Laissons donc les sciences mortes, laissons-les aux curieux, aux antiquaires. Il n’y a que les sciences de la vie journalière qui soient dans la vie ; si les conceptions et les sentiments dont elles se composent viennent aider plus directement, plus profondément à l’existence des peuples, elles sont dans la vie plus intimement encore ; enfin, si une science sert à former, à multiplier entre les hommes les liens et les nécessités de la vie mutuelle, à les rapprocher comme frères, comme égaux, nous pouvons dire que cette science est réellement vivante, qu’elle est sociale, qu’elle est dans la destinée du genre humain et dans le courant général de l’enseignement universel, et par conséquent de la vérité.

Pour nous se trouve là toute la question révolutionnaire de l’instruction publique, et nous la posons en ces termes plus simples : Quel doit être l’objet de l’enseignement ?

Nous y répondrons en quelques mots : Les sciences qui font la vie des sociétés, qui survivent aux révolutions, qui suivent l’homme partout et font de lui un être complet.
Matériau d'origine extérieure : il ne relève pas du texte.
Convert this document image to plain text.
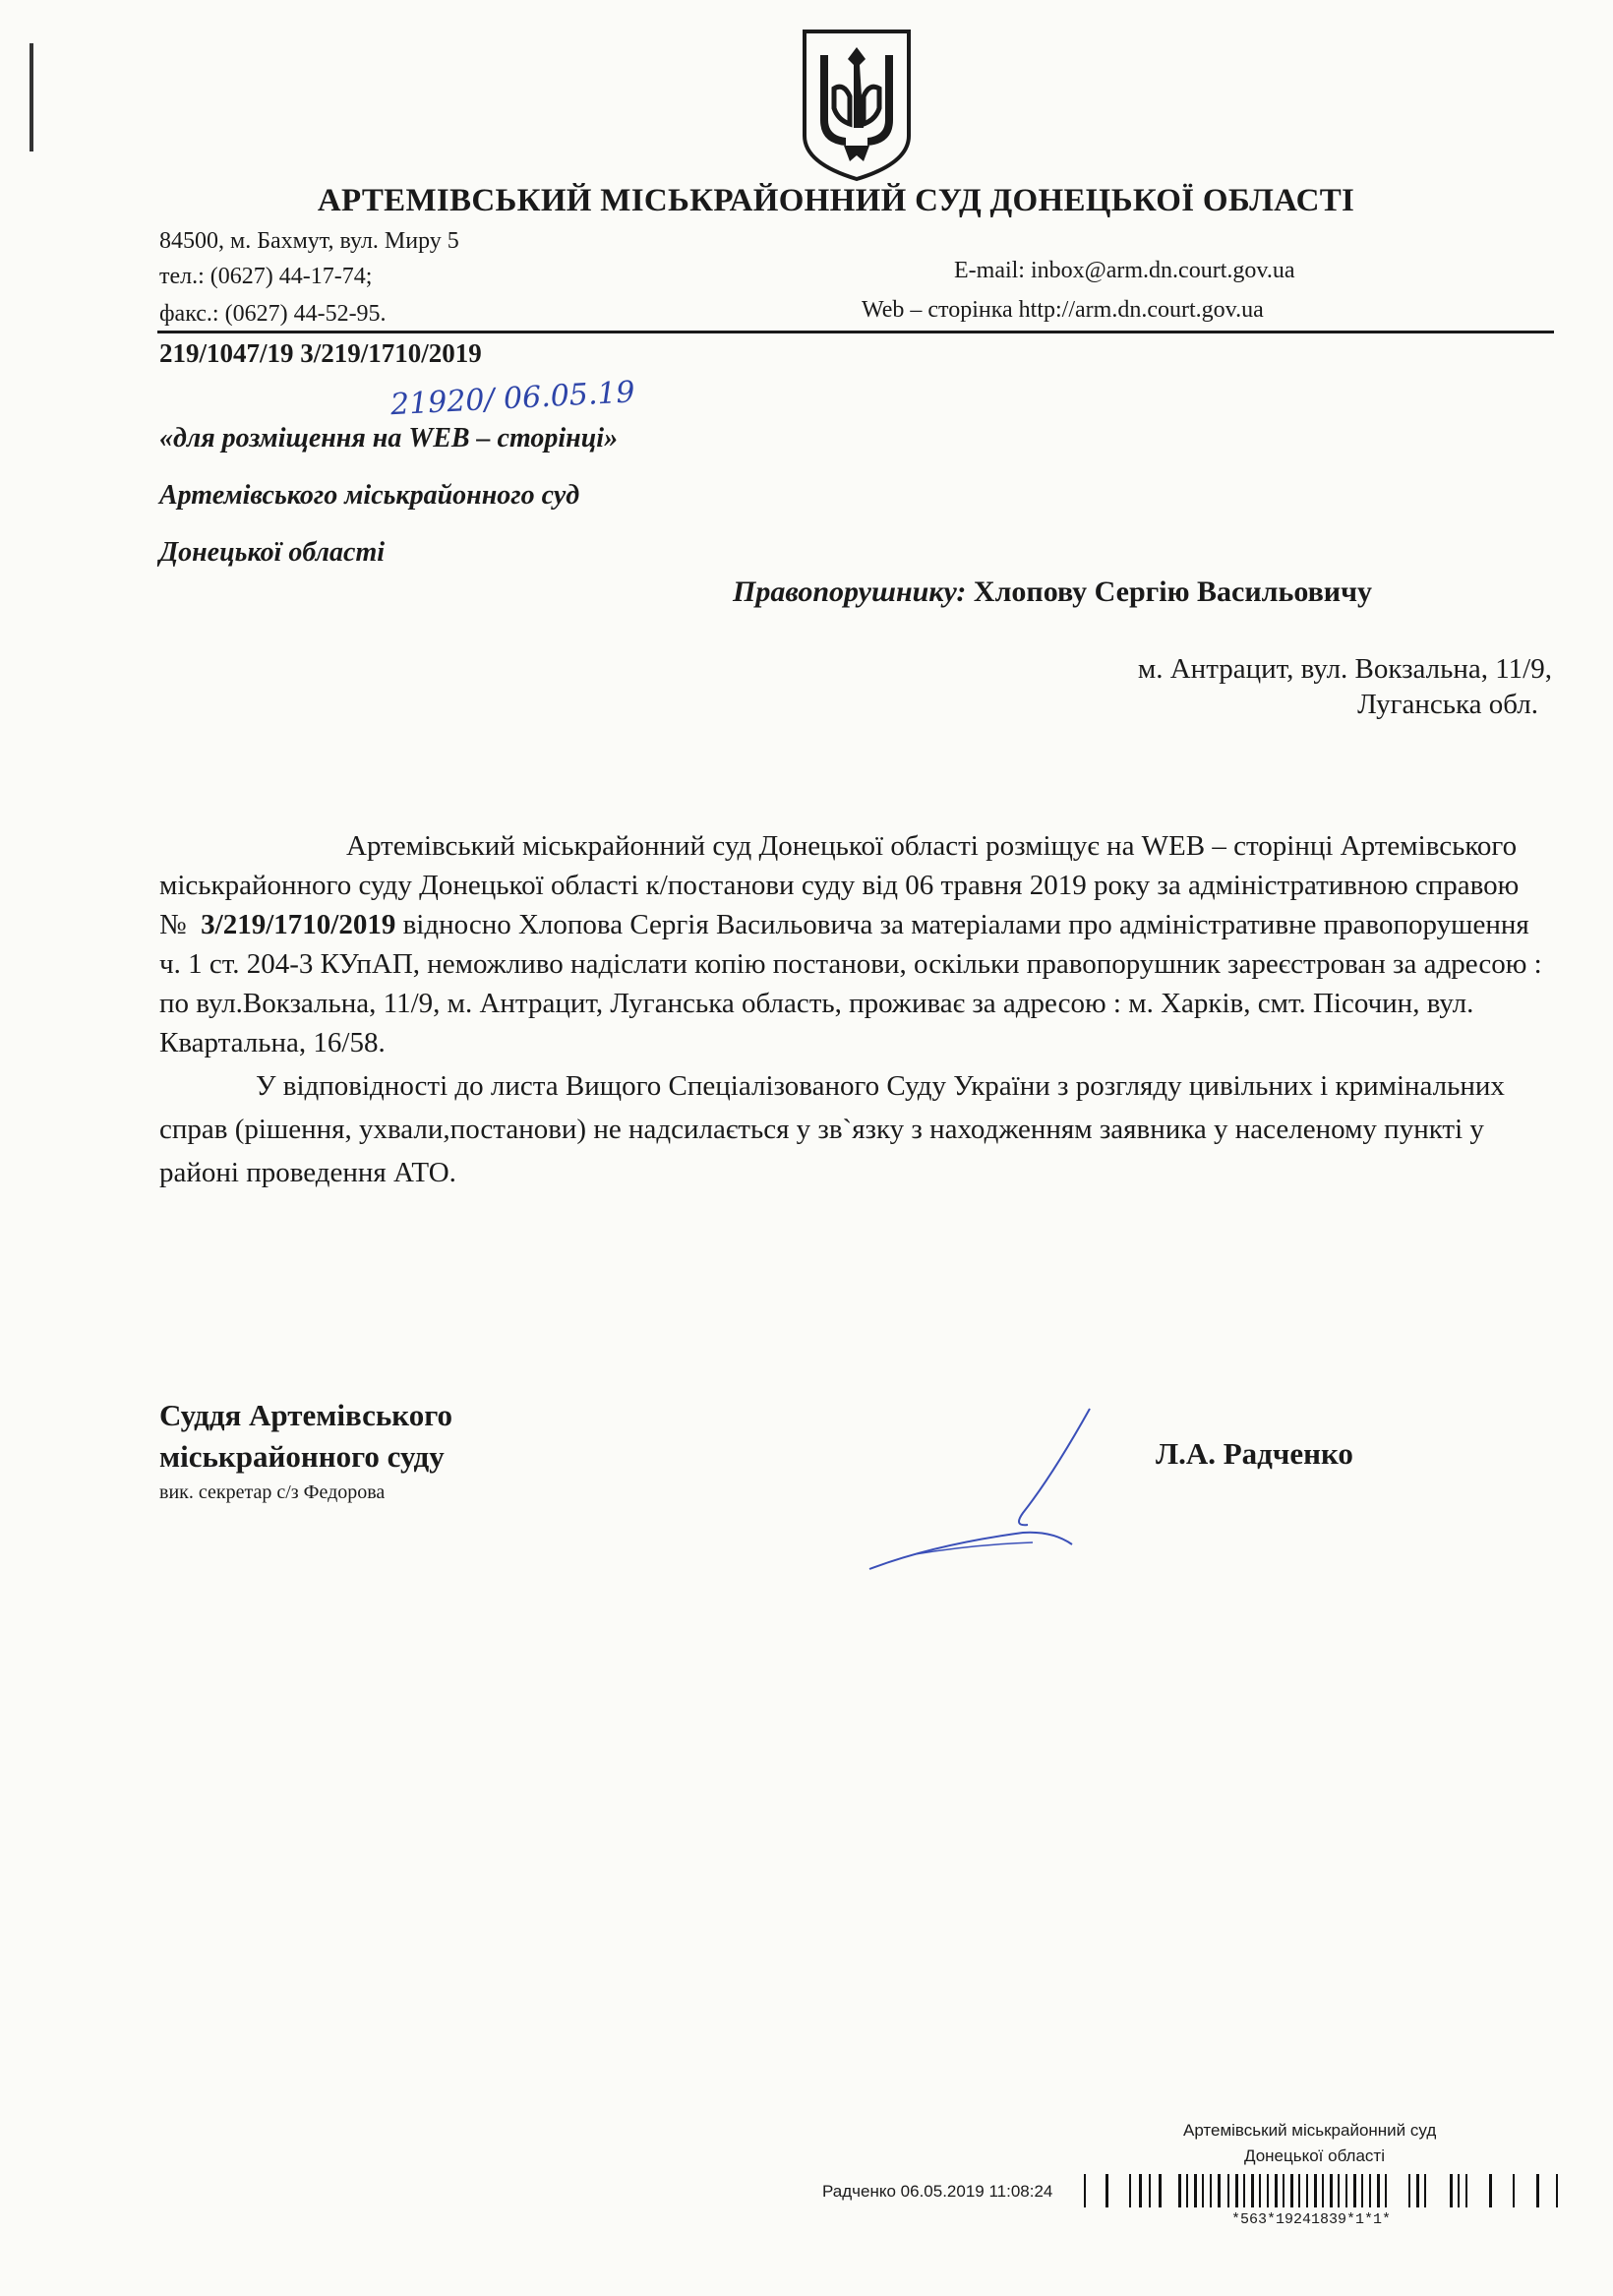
АРТЕМІВСЬКИЙ МІСЬКРАЙОННИЙ СУД ДОНЕЦЬКОЇ ОБЛАСТІ
84500, м. Бахмут, вул. Миру 5
тел.: (0627) 44-17-74;
факс.: (0627) 44-52-95.
E-mail: inbox@arm.dn.court.gov.ua
Web – сторінка http://arm.dn.court.gov.ua
219/1047/19 3/219/1710/2019
21920/ 06.05.19
«для розміщення на WEB – сторінці»
Артемівського міськрайонного суд
Донецької області
Правопорушнику: Хлопову Сергію Васильовичу
м. Антрацит, вул. Вокзальна, 11/9,
Луганська обл.

Артемівський міськрайонний суд Донецької області розміщує на WEB – сторінці Артемівського міськрайонного суду Донецької області к/постанови суду від 06 травня 2019 року за адміністративною справою № 3/219/1710/2019 відносно Хлопова Сергія Васильовича за матеріалами про адміністративне правопорушення ч. 1 ст. 204-3 КУпАП, неможливо надіслати копію постанови, оскільки правопорушник зареєстрован за адресою : по вул.Вокзальна, 11/9, м. Антрацит, Луганська область, проживає за адресою : м. Харків, смт. Пісочин, вул. Квартальна, 16/58.

У відповідності до листа Вищого Спеціалізованого Суду України з розгляду цивільних і кримінальних справ (рішення, ухвали,постанови) не надсилається у зв`язку з находженням заявника у населеному пункті у районі проведення АТО.

Суддя Артемівського
міськрайонного суду
вик. секретар с/з Федорова
Л.А. Радченко
Артемівський міськрайонний суд
Донецької області
Радченко 06.05.2019 11:08:24
*563*19241839*1*1*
Ce sera là le point de départ des idées d’organisation que nous aurons à émettre et des critiques que les circonstances feront naître dans notre feuille.

L’Égalité.

Voilà un mot ou plutôt une idée, si mal saisie, si dénaturée par les champions de l’immobilisme, que nous allons esquisser quelques traits, pour lui restituer sa vraie valeur aux yeux des indécis qui se laissent entraîner.
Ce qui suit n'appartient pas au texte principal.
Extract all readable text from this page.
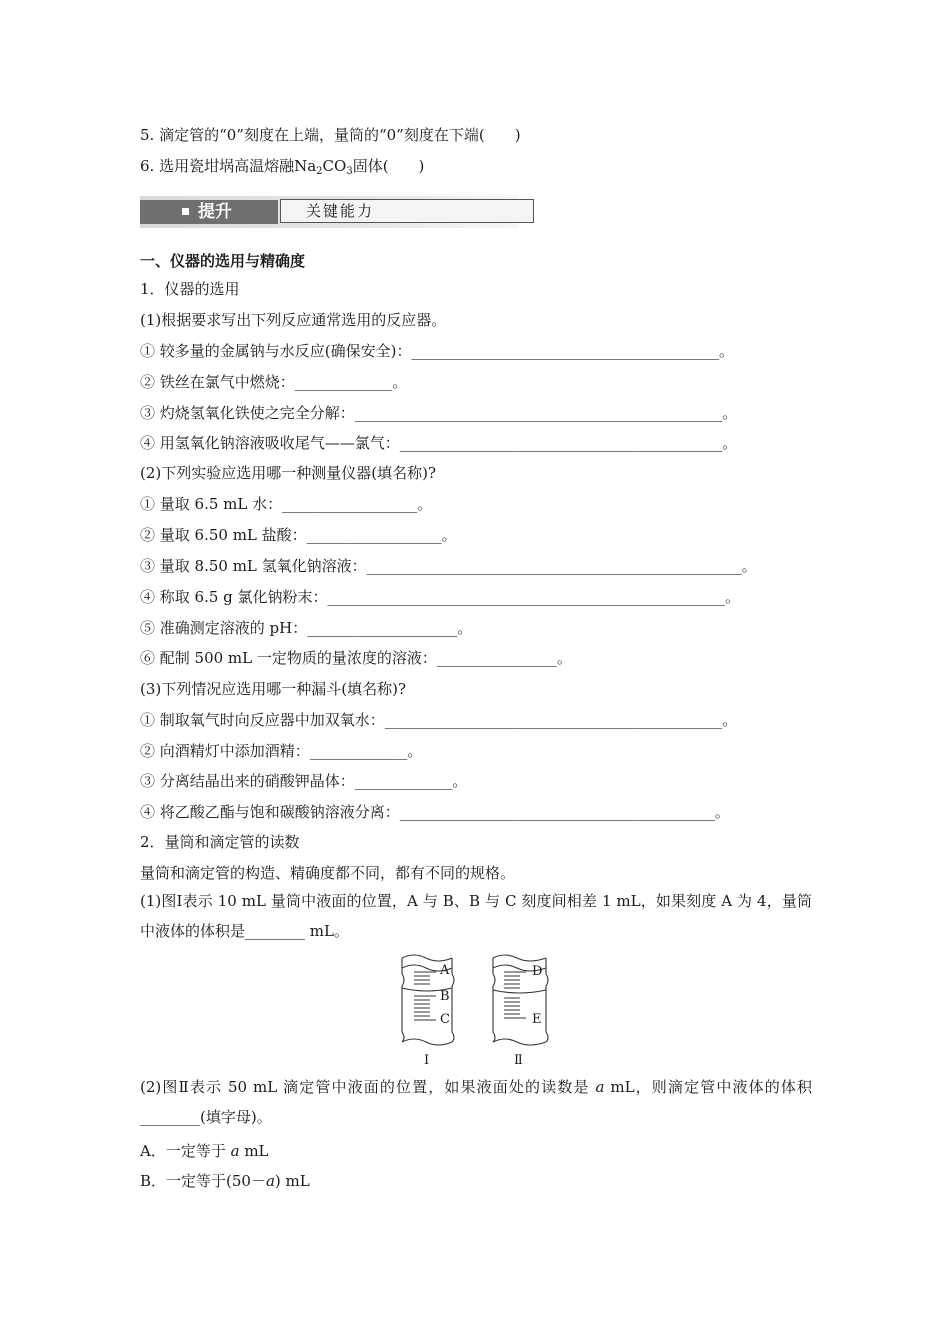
5. 滴定管的“0”刻度在上端，量筒的“0”刻度在下端(　　)
6. 选用瓷坩埚高温熔融$Na_2CO_3$固体(　　)
提升	关键能力
一、仪器的选用与精确度
1．仪器的选用
(1)根据要求写出下列反应通常选用的反应器。
① 较多量的金属钠与水反应(确保安全)：_________________________________________。
② 铁丝在氯气中燃烧：_____________。
③ 灼烧氢氧化铁使之完全分解：_________________________________________________。
④ 用氢氧化钠溶液吸收尾气——氯气：___________________________________________。
(2)下列实验应选用哪一种测量仪器(填名称)?
① 量取 6.5 mL 水：__________________。
② 量取 6.50 mL 盐酸：__________________。
③ 量取 8.50 mL 氢氧化钠溶液：__________________________________________________。
④ 称取 6.5 g 氯化钠粉末：_____________________________________________________。
⑤ 准确测定溶液的 pH：____________________。
⑥ 配制 500 mL 一定物质的量浓度的溶液：________________。
(3)下列情况应选用哪一种漏斗(填名称)?
① 制取氧气时向反应器中加双氧水：_____________________________________________。
② 向酒精灯中添加酒精：_____________。
③ 分离结晶出来的硝酸钾晶体：_____________。
④ 将乙酸乙酯与饱和碳酸钠溶液分离：__________________________________________。
2．量筒和滴定管的读数
量筒和滴定管的构造、精确度都不同，都有不同的规格。
(1)图Ⅰ表示 10 mL 量筒中液面的位置，A 与 B、B 与 C 刻度间相差 1 mL，如果刻度 A 为 4，量筒中液体的体积是________ mL。
A
B
C
D
E
Ⅰ	Ⅱ
(2)图Ⅱ表示 50 mL 滴定管中液面的位置，如果液面处的读数是 a mL，则滴定管中液体的体积________(填字母)。
A．一定等于 a mL
B．一定等于(50－a) mL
Ces docteurs du préjugé s’imaginent que les égalitaires veulent, pour les hommes, une égalité absolue comme celle que l’on pourrait obtenir de plusieurs objets matériels ; ils croient qu’on veut réprouver les inégalités naturelles, comme les facultés, les besoins, les penchants ; qu’un niveau oppressif doit s’appesantir sur toutes les têtes, et une fois juchés sur les nuages plantureux de la fantasmagorie, ils se livrent à un tas de déclamations, évoquent des fantômes et finissent par trembler devant les brouillures de leur cerveau.

Calmez-vous, excellentes gens, on ne veut pas vous passer une camisole de force, on ne veut pas vous enlever l’air que vous respirez, on ne veut point vous partager vos biens, ni même vous ravir un fétu de paille ; nous ne voulons que vous enlever vos souffrances hypocondriaques qui vous empêchent d’ouvrir les yeux.

Venez goûter notre breuvage, il vaut mieux que le poison que vous vous versiez si gratuitement tout à l’heure, et nous espérons même que vous finirez par le bénir comme la pluie qui fait pousser vos moissons.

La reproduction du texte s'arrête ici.